With the Federal Reserve poised to raise its benchmark federal funds rate, investors trying to capture yield have pushed the dollar up against all 16 major currencies in the past 12 months. The U.S. is the only nation among the Group of Seven where 10-year notes yield more than 2 percent. At the same time, an inflation rate that’s close to zero will help protect bondholders.
“If the Fed starts to raise the fed funds rate, that means a higher dollar,” said Hiroki Shimazu, senior market economist in Tokyo at SMBC Nikko Securities Inc., a unit of Japan’s second-largest bank. Investors can expect “a much lower inflation rate,” he said.
Benchmark U.S. 10-year notes yielded 2.26 percent as of 6:07 a.m. in London. Equivalent yields were 0.69 percent in Germany and 0.41 percent in Japan.
In the rest of the G-7, yields were 1.93 percent in the U.K., 1.87 percent in Italy, 1.49 percent in Canada, and 0.97 percent in France. The dollar was little changed at $1.1008 per euro on Monday.
The Fed has kept the federal funds rate, the rate banks charge each other on overnight loans, in a range between zero and 0.25 percent since 2008 to support the economy. The odds of an increase this year are about 71 percent, according to data compiled by Bloomberg based on futures.

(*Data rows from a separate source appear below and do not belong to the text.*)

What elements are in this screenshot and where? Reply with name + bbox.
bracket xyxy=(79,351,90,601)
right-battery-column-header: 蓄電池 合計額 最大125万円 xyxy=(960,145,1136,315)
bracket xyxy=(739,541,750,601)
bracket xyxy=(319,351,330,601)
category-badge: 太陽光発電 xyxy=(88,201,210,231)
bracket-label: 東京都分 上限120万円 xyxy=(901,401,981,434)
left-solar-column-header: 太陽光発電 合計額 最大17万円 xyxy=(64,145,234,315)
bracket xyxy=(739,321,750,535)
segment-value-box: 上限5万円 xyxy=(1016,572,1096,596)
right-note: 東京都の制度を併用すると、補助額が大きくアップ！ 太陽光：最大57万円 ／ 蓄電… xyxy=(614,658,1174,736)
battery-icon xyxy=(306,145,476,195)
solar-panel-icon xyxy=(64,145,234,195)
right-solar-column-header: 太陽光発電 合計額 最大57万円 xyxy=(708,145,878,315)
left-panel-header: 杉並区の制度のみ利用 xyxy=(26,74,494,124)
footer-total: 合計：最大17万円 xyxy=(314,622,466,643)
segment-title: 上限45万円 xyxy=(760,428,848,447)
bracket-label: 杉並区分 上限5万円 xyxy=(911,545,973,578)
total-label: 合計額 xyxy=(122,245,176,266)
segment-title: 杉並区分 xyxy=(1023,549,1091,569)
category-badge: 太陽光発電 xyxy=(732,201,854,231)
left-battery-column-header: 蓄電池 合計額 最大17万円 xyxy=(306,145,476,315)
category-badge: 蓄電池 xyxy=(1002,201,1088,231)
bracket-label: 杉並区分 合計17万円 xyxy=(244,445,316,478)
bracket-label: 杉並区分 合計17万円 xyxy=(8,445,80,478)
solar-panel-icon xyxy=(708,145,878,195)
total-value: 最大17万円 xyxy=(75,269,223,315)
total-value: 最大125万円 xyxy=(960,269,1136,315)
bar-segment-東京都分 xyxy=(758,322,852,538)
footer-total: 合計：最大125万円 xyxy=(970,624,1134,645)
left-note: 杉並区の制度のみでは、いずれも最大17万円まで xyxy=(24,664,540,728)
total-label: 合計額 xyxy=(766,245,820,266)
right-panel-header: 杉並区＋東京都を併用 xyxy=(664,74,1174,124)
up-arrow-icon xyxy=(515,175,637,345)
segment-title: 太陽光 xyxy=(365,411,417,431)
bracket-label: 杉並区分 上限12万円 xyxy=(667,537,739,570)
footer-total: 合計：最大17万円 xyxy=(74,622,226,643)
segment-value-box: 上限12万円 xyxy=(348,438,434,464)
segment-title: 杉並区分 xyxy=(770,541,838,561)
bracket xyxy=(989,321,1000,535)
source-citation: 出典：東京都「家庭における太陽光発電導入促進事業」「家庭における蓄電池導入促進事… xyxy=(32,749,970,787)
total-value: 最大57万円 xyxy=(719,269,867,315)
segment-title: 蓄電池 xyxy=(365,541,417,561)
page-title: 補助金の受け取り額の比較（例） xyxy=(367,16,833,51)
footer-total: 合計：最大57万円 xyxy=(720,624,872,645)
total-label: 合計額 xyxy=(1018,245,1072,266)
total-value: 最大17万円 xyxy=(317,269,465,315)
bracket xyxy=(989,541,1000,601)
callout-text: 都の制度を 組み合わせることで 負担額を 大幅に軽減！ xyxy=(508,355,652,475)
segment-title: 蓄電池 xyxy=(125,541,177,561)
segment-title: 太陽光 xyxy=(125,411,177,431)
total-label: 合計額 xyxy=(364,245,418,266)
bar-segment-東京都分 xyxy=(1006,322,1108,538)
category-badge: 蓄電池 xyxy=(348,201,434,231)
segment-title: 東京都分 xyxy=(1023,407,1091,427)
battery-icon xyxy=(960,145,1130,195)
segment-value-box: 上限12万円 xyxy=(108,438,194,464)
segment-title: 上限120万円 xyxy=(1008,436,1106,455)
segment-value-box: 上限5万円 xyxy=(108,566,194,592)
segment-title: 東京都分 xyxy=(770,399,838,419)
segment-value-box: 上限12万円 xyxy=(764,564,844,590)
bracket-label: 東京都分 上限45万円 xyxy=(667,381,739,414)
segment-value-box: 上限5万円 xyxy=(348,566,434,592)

Since at least 1999, inflation has rarely been as bad as the $12.7 trillion Treasury market has suggested, data compiled by Bloomberg show.

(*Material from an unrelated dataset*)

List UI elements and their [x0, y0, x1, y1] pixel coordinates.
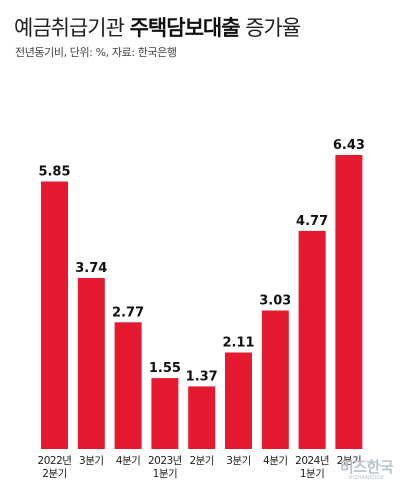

The market’s five-year estimate for inflation beginning five years from now, a model the Fed uses in setting rates, has consistently been off the mark, regardless of whether rates were high or low, according to the data.
“People in the marketplace are totally overestimating inflation,” said Thomas di Galoma, the head of fixed-income rates and credit at ED&F Man Capital Markets in New York. “They believe as the Fed keeps rates at zero you’re going to get inflation, and that’s been proven to be false.”
While consumer prices have barely budged this year as oil tumbled, traders expect inflation in the next five years to average 1.42 percent a year and then top 2 percent in the half-decade after that, based on bond metrics.